Atypical fibroxanthoma (AFX) is a low-grade dermal malignancy comprised of atypical spindle cells.1 Classified as a superficial fibrohistiocytic tumor with intermediate malignant potential, AFX has an incidence of approximately 0.24% worldwide.2 The tumor appears mainly on the head and neck in sun-exposed areas but can occur less frequently on the trunk and limbs in non–sun-exposed areas. There is a 70% to 80% predominance in men aged 69 to 77 years, with lesions primarily occurring in sun-exposed areas of the head and neck.3 A median period of 4 months between time of onset and time of diagnosis has been previously established.4
When AFX does occur in non–sun-exposed areas, it tends to be in a younger patient population. Clinically, it presents as a rather nondescript, firm, erythematous papule or nodule less than 2 cm in diameter. Atypical fibroxanthoma most often presents asymptomatically, but the tumor may ulcerate and bleed, though pain and pruritus are uncommon.5 Findings are nonspecific, and the diagnosis must be confirmed with biopsy, as it can resemble other common dermatological lesions. The pathogenesis of AFX has been controversial. Two different studies looked at AFX using electron microscopy and concluded that the tumor most closely resembled a myofibroblast,6,7 which is consistent with current thinking today.
Atypical fibroxanthoma is believed to be associated with p53 mutation and is closely linked with exposure to UV radiation due to its predominance in sun-exposed areas. Other predisposing factors may include prior exposure to UV radiation, history of organ transplantation, immunosuppression, advanced age in men, and xeroderma pigmentosum. The differential diagnosis for AFX encompasses basal cell carcinoma, squamous cell carcinoma, Merkel cell carcinoma, adnexal tumor, and pyogenic granuloma.
A 93-year-old man was referred to our clinic for treatment of erosive pustular dermatosis of the scalp with photodynamic therapy (PDT). He had a more than 20-year history of multiple skin lesions including basal cell carcinoma, squamous cell carcinoma, and actinic keratoses (AKs). For one year prior to the current presentation the patient had concerns of pustules, scaling, itching, and scabbing on the scalp. The patient admitted that the pruritus caused him to pick at the scabs on the scalp. He had previously been treated with lactic acid 12% neutralized with ammonium hydroxide, tacrolimus, and halobetasol, all to no avail.

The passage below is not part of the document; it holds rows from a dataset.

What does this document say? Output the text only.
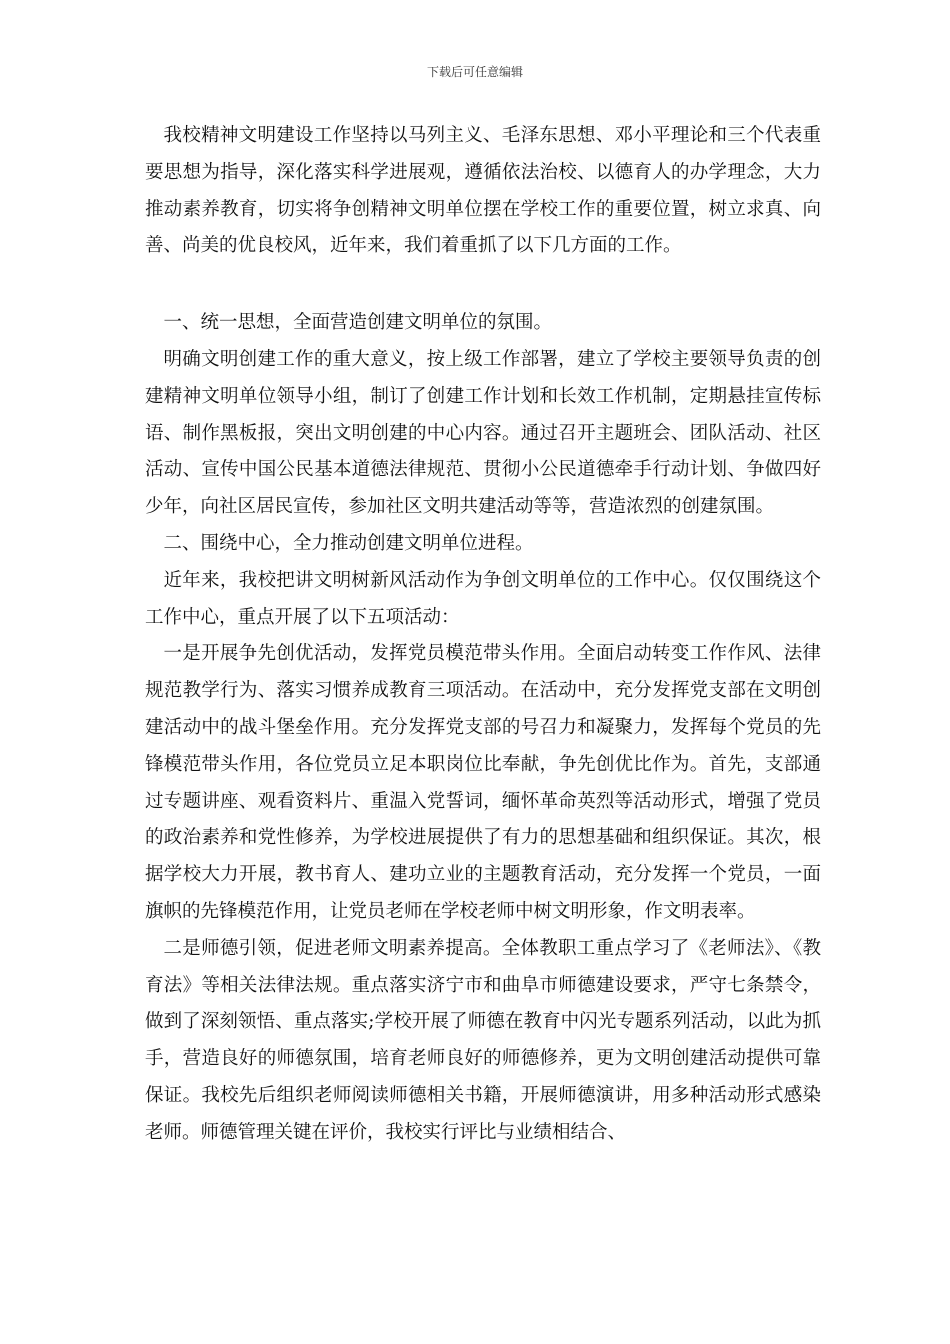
下载后可任意编辑

我校精神文明建设工作坚持以马列主义、毛泽东思想、邓小平理论和三个代表重要思想为指导，深化落实科学进展观，遵循依法治校、以德育人的办学理念，大力推动素养教育，切实将争创精神文明单位摆在学校工作的重要位置，树立求真、向善、尚美的优良校风，近年来，我们着重抓了以下几方面的工作。

一、统一思想，全面营造创建文明单位的氛围。

明确文明创建工作的重大意义，按上级工作部署，建立了学校主要领导负责的创建精神文明单位领导小组，制订了创建工作计划和长效工作机制，定期悬挂宣传标语、制作黑板报，突出文明创建的中心内容。通过召开主题班会、团队活动、社区活动、宣传中国公民基本道德法律规范、贯彻小公民道德牵手行动计划、争做四好少年，向社区居民宣传，参加社区文明共建活动等等，营造浓烈的创建氛围。

二、围绕中心，全力推动创建文明单位进程。

近年来，我校把讲文明树新风活动作为争创文明单位的工作中心。仅仅围绕这个工作中心，重点开展了以下五项活动：

一是开展争先创优活动，发挥党员模范带头作用。全面启动转变工作作风、法律规范教学行为、落实习惯养成教育三项活动。在活动中，充分发挥党支部在文明创建活动中的战斗堡垒作用。充分发挥党支部的号召力和凝聚力，发挥每个党员的先锋模范带头作用，各位党员立足本职岗位比奉献，争先创优比作为。首先，支部通过专题讲座、观看资料片、重温入党誓词，缅怀革命英烈等活动形式，增强了党员的政治素养和党性修养，为学校进展提供了有力的思想基础和组织保证。其次，根据学校大力开展，教书育人、建功立业的主题教育活动，充分发挥一个党员，一面旗帜的先锋模范作用，让党员老师在学校老师中树文明形象，作文明表率。

二是师德引领，促进老师文明素养提高。全体教职工重点学习了《老师法》、《教育法》等相关法律法规。重点落实济宁市和曲阜市师德建设要求，严守七条禁令，做到了深刻领悟、重点落实;学校开展了师德在教育中闪光专题系列活动，以此为抓手，营造良好的师德氛围，培育老师良好的师德修养，更为文明创建活动提供可靠保证。我校先后组织老师阅读师德相关书籍，开展师德演讲，用多种活动形式感染老师。师德管理关键在评价，我校实行评比与业绩相结合、
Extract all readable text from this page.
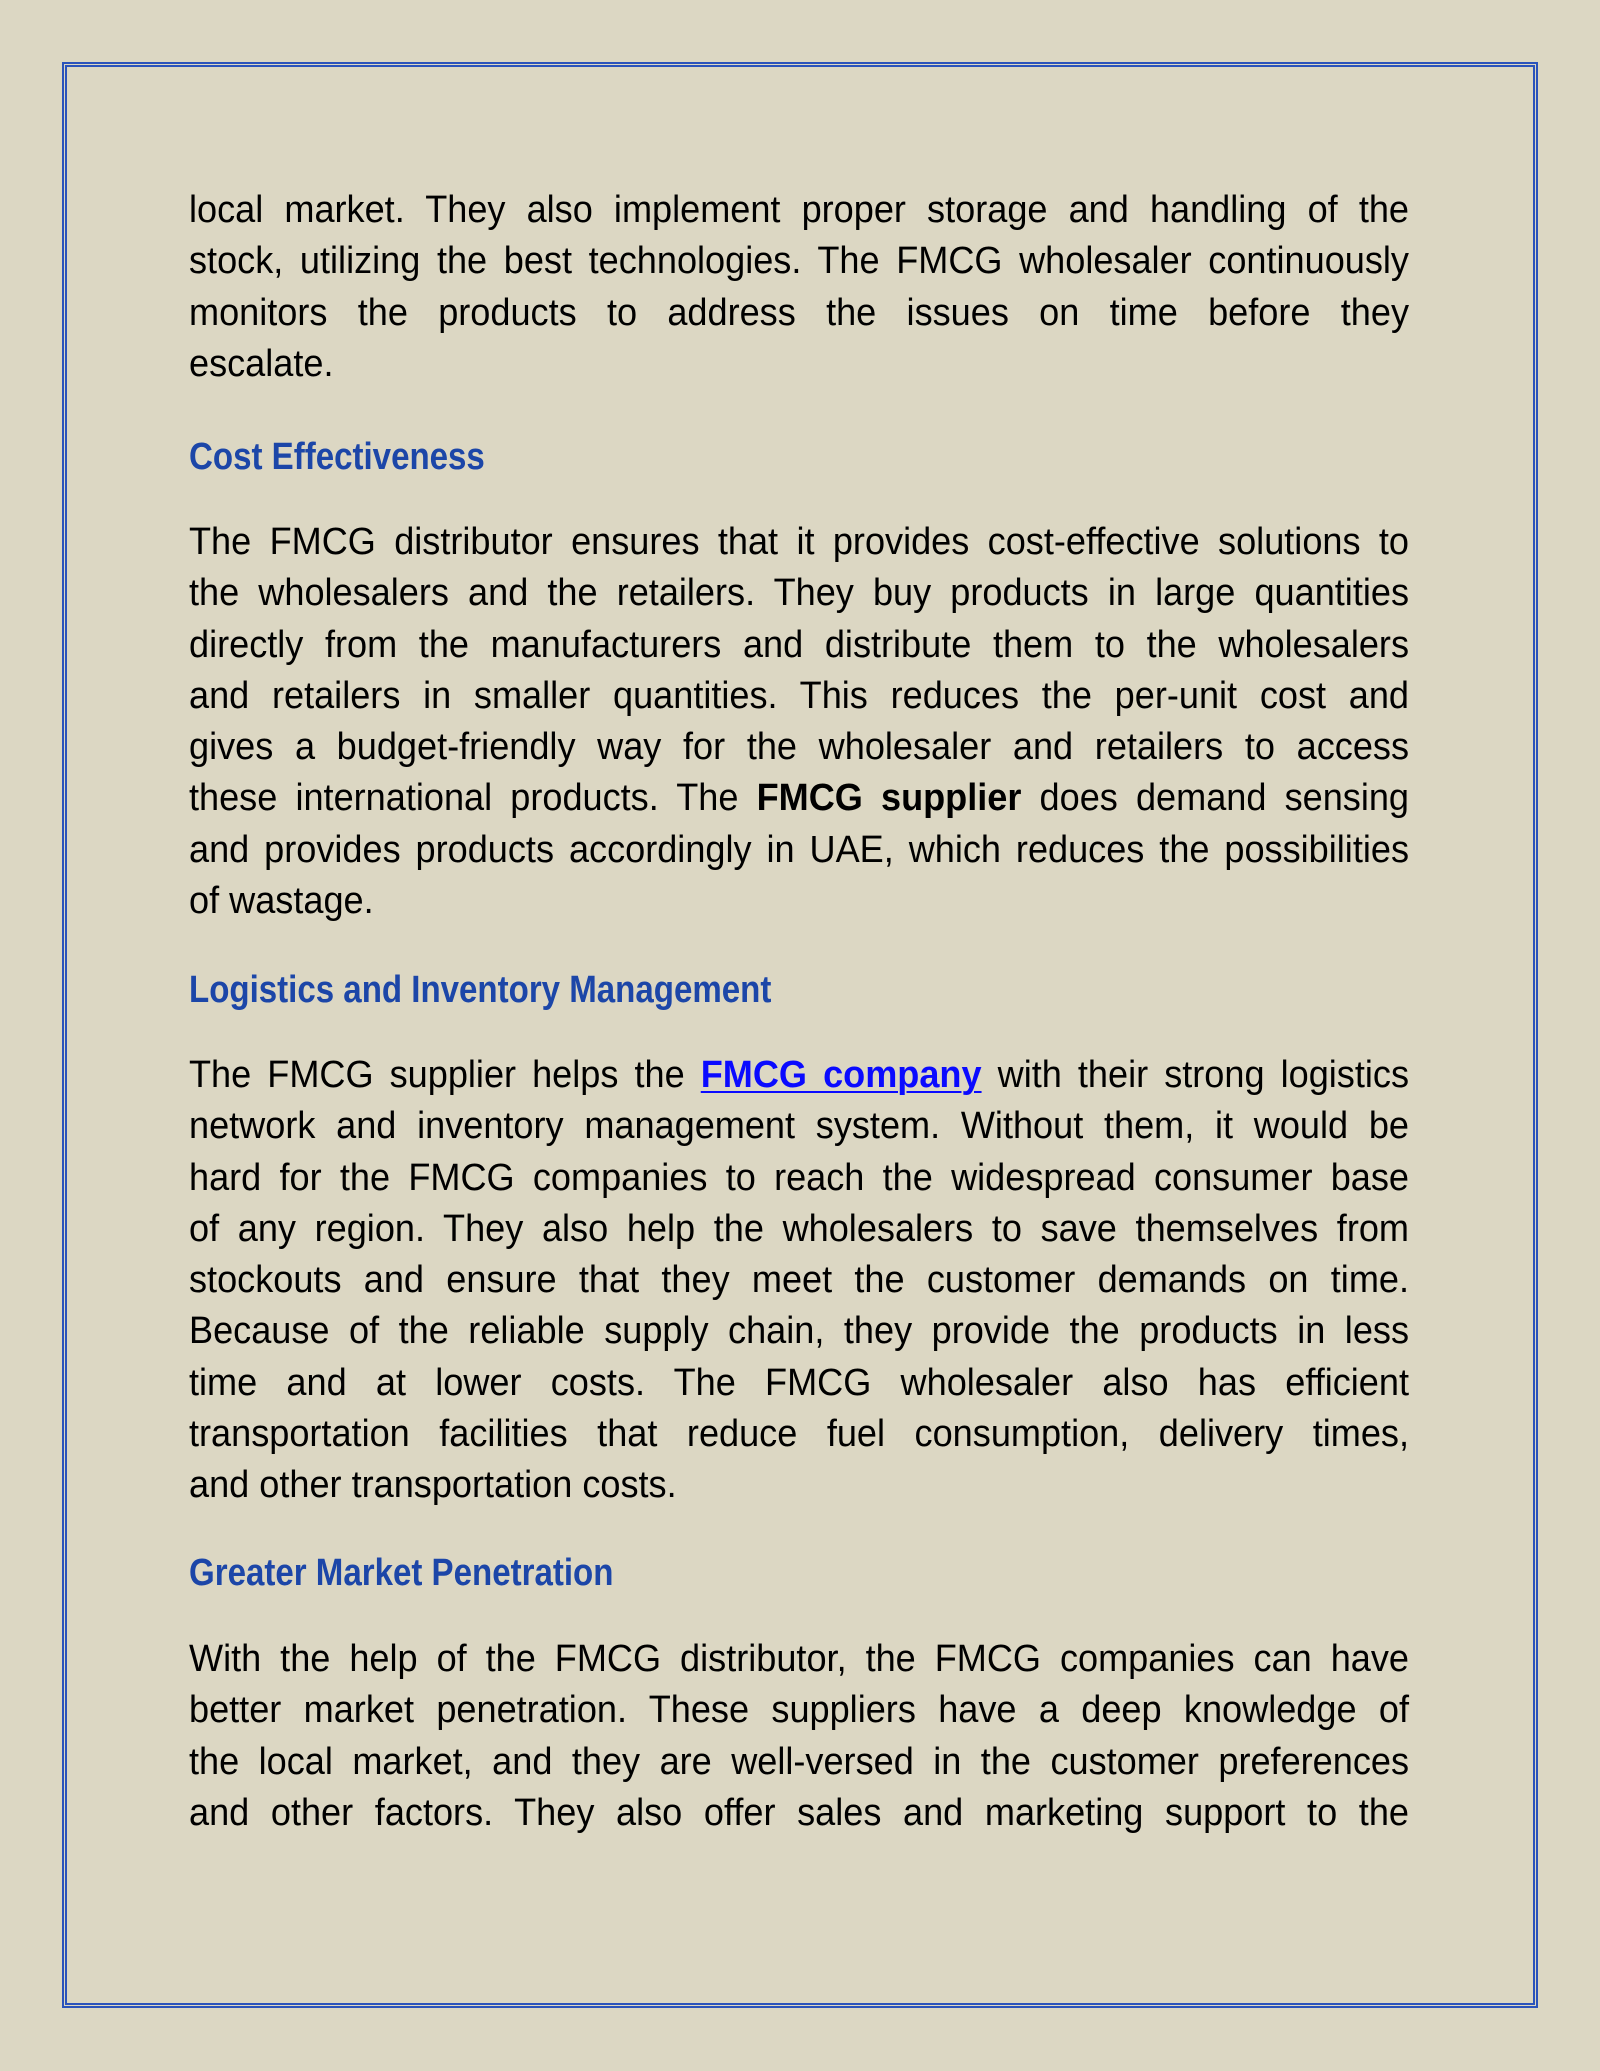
local market. They also implement proper storage and handling of the
stock, utilizing the best technologies. The FMCG wholesaler continuously
monitors the products to address the issues on time before they
escalate.
Cost Effectiveness
The FMCG distributor ensures that it provides cost-effective solutions to
the wholesalers and the retailers. They buy products in large quantities
directly from the manufacturers and distribute them to the wholesalers
and retailers in smaller quantities. This reduces the per-unit cost and
gives a budget-friendly way for the wholesaler and retailers to access
these international products. The FMCG supplier does demand sensing
and provides products accordingly in UAE, which reduces the possibilities
of wastage.
Logistics and Inventory Management
The FMCG supplier helps the FMCG company with their strong logistics
network and inventory management system. Without them, it would be
hard for the FMCG companies to reach the widespread consumer base
of any region. They also help the wholesalers to save themselves from
stockouts and ensure that they meet the customer demands on time.
Because of the reliable supply chain, they provide the products in less
time and at lower costs. The FMCG wholesaler also has efficient
transportation facilities that reduce fuel consumption, delivery times,
and other transportation costs.
Greater Market Penetration
With the help of the FMCG distributor, the FMCG companies can have
better market penetration. These suppliers have a deep knowledge of
the local market, and they are well-versed in the customer preferences
and other factors. They also offer sales and marketing support to the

On physical examination, the lesions appeared erosive with crusting and granulation tissue (Figure 1A). The presentation was consistent with erosive pustular dermatosis of the scalp. Biopsy revealed granulation tissue. The patient underwent PDT and prednisone treatment with improvement. Additional biopsies revealed AKs. His condition improved with 2 PDT sessions but never fully cleared. During the PDT sessions, the patient reported intense unilateral headaches without visual changes. The headaches were intermittent and not apparently related to the treatments. He was referred for a temporal artery biopsy and rebiopsy of the remaining lesion on the scalp. The temporal artery biopsy was negative. The lesion that remained was a large nodule on the vertex scalp, and biopsy revealed AFX.
Immunohistochemical marker studies for S-100 and cytokeratin were negative. Invasion into subcutaneous fat was encountered (Figure 2A). Highly atypical spindle cells and mitoses were present (Figure 2B). Neoplastic cells were noted adjacent to nerve (Figure 2C). Excision of the lesion was curative, and his symptoms of pain and erosive pustular dermatosis resolved weeks thereafter (Figure 1B). The area of erosive pustular dermatosis was not excised, but symptoms resolved weeks following excision of the AFX.